Belki piyasada en dikkat çeken gelişme, TCMB’nin rezervlerinde yaşanan yükseliş: brüt rezervler bu hafta 4,1 milyar USD artarak 183,3 milyar USD seviyesine çıktı. Swap ayarlı net rezervler de aynı miktarda artarak yaklaşık 57,2 milyar USD’ye ulaştı. Geçen yıla göre rezervlerdeki artış — brütte 25,7 milyar USD, net swap ayarlıda 24,4 milyar USD — finansal tamponun güçlendiğine işaret ediyor.
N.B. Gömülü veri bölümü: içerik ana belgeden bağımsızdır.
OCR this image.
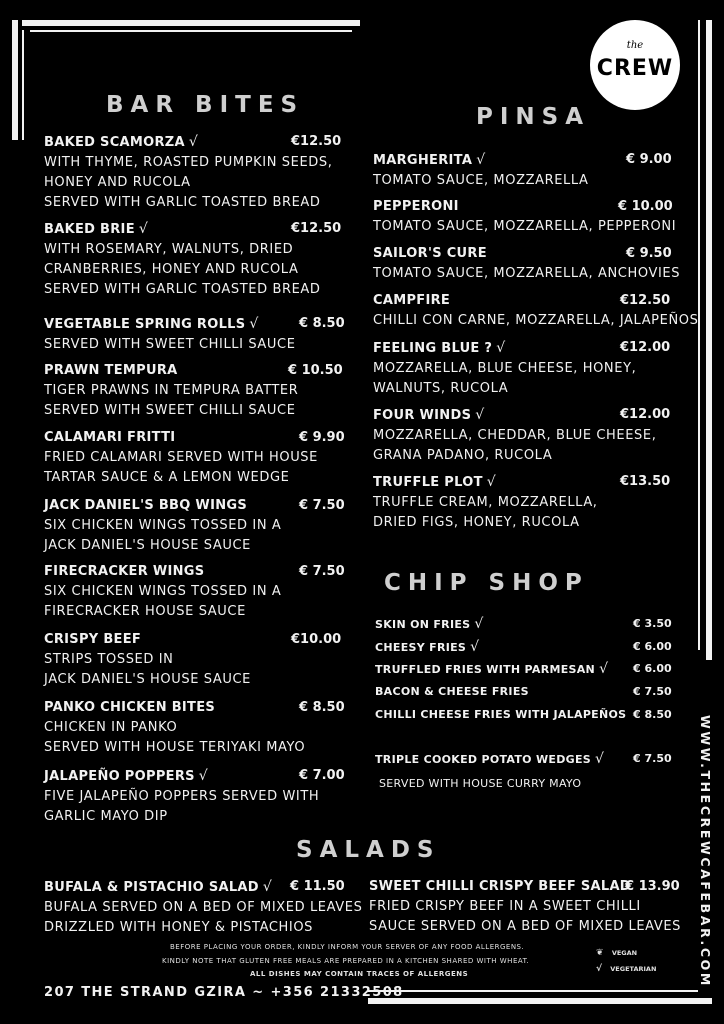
the
CREW
BAR BITES	PINSA
CHIP SHOP
SALADS
BAKED SCAMORZA √	€12.50
WITH THYME, ROASTED PUMPKIN SEEDS,
HONEY AND RUCOLA
SERVED WITH GARLIC TOASTED BREAD
BAKED BRIE √	€12.50
WITH ROSEMARY, WALNUTS, DRIED
CRANBERRIES, HONEY AND RUCOLA
SERVED WITH GARLIC TOASTED BREAD
VEGETABLE SPRING ROLLS √	€ 8.50
SERVED WITH SWEET CHILLI SAUCE
PRAWN TEMPURA	€ 10.50
TIGER PRAWNS IN TEMPURA BATTER
SERVED WITH SWEET CHILLI SAUCE
CALAMARI FRITTI	€ 9.90
FRIED CALAMARI SERVED WITH HOUSE
TARTAR SAUCE & A LEMON WEDGE
JACK DANIEL'S BBQ WINGS	€ 7.50
SIX CHICKEN WINGS TOSSED IN A
JACK DANIEL'S HOUSE SAUCE
FIRECRACKER WINGS	€ 7.50
SIX CHICKEN WINGS TOSSED IN A
FIRECRACKER HOUSE SAUCE
CRISPY BEEF	€10.00
STRIPS TOSSED IN
JACK DANIEL'S HOUSE SAUCE
PANKO CHICKEN BITES	€ 8.50
CHICKEN IN PANKO
SERVED WITH HOUSE TERIYAKI MAYO
JALAPEÑO POPPERS √	€ 7.00
FIVE JALAPEÑO POPPERS SERVED WITH
GARLIC MAYO DIP
MARGHERITA √	€ 9.00
TOMATO SAUCE, MOZZARELLA
PEPPERONI	€ 10.00
TOMATO SAUCE, MOZZARELLA, PEPPERONI
SAILOR'S CURE	€ 9.50
TOMATO SAUCE, MOZZARELLA, ANCHOVIES
CAMPFIRE	€12.50
CHILLI CON CARNE, MOZZARELLA, JALAPEÑOS
FEELING BLUE ? √	€12.00
MOZZARELLA, BLUE CHEESE, HONEY,
WALNUTS, RUCOLA
FOUR WINDS √	€12.00
MOZZARELLA, CHEDDAR, BLUE CHEESE,
GRANA PADANO, RUCOLA
TRUFFLE PLOT √	€13.50
TRUFFLE CREAM, MOZZARELLA,
DRIED FIGS, HONEY, RUCOLA
SKIN ON FRIES √	€ 3.50
CHEESY FRIES √	€ 6.00
TRUFFLED FRIES WITH PARMESAN √ € 6.00
BACON & CHEESE FRIES	€ 7.50
CHILLI CHEESE FRIES WITH JALAPEÑOS € 8.50
TRIPLE COOKED POTATO WEDGES √	€ 7.50
SERVED WITH HOUSE CURRY MAYO
BUFALA & PISTACHIO SALAD √	€ 11.50
BUFALA SERVED ON A BED OF MIXED LEAVES
DRIZZLED WITH HONEY & PISTACHIOS
SWEET CHILLI CRISPY BEEF SALAD
€ 13.90
FRIED CRISPY BEEF IN A SWEET CHILLI
SAUCE SERVED ON A BED OF MIXED LEAVES
BEFORE PLACING YOUR ORDER, KINDLY INFORM YOUR SERVER OF ANY FOOD ALLERGENS.
KINDLY NOTE THAT GLUTEN FREE MEALS ARE PREPARED IN A KITCHEN SHARED WITH WHEAT.
ALL DISHES MAY CONTAIN TRACES OF ALLERGENS
❦ VEGAN
√ VEGETARIAN
207 THE STRAND GZIRA ~ +356 21332508
WWW.THECREWCAFEBAR.COM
Sonuç: Temkinli Ama Harekete Hazır

Piyasada hâlihazırda hareket alanı dar, riskler yüksek; ama denge noktaları da dikkat çekici. Döviz mevduatlarındaki yavaşlama, bankaların borçlanma artışı ve rezervlerdeki yükseliş bir arada çok katmanlı bir mesaj iletiyor: sistem, dış şoklara karşı biraz daha dayanıklı hale gelmiş olabilir — ama bu, içsel ve dışsal risklerin ortadan kalktığı anlamına gelmiyor.

Okuyuculara mesajım şu: Kısa vadeli kur riskini göz ardı etmeden, temkinli portföy dengeleri oluşturmak şu aşamada daha mantıklı strateji olabilir. “Fırsat” diye göreceğiniz her hamle, arkasındaki risk dengesiyle birlikte ele alınmalı.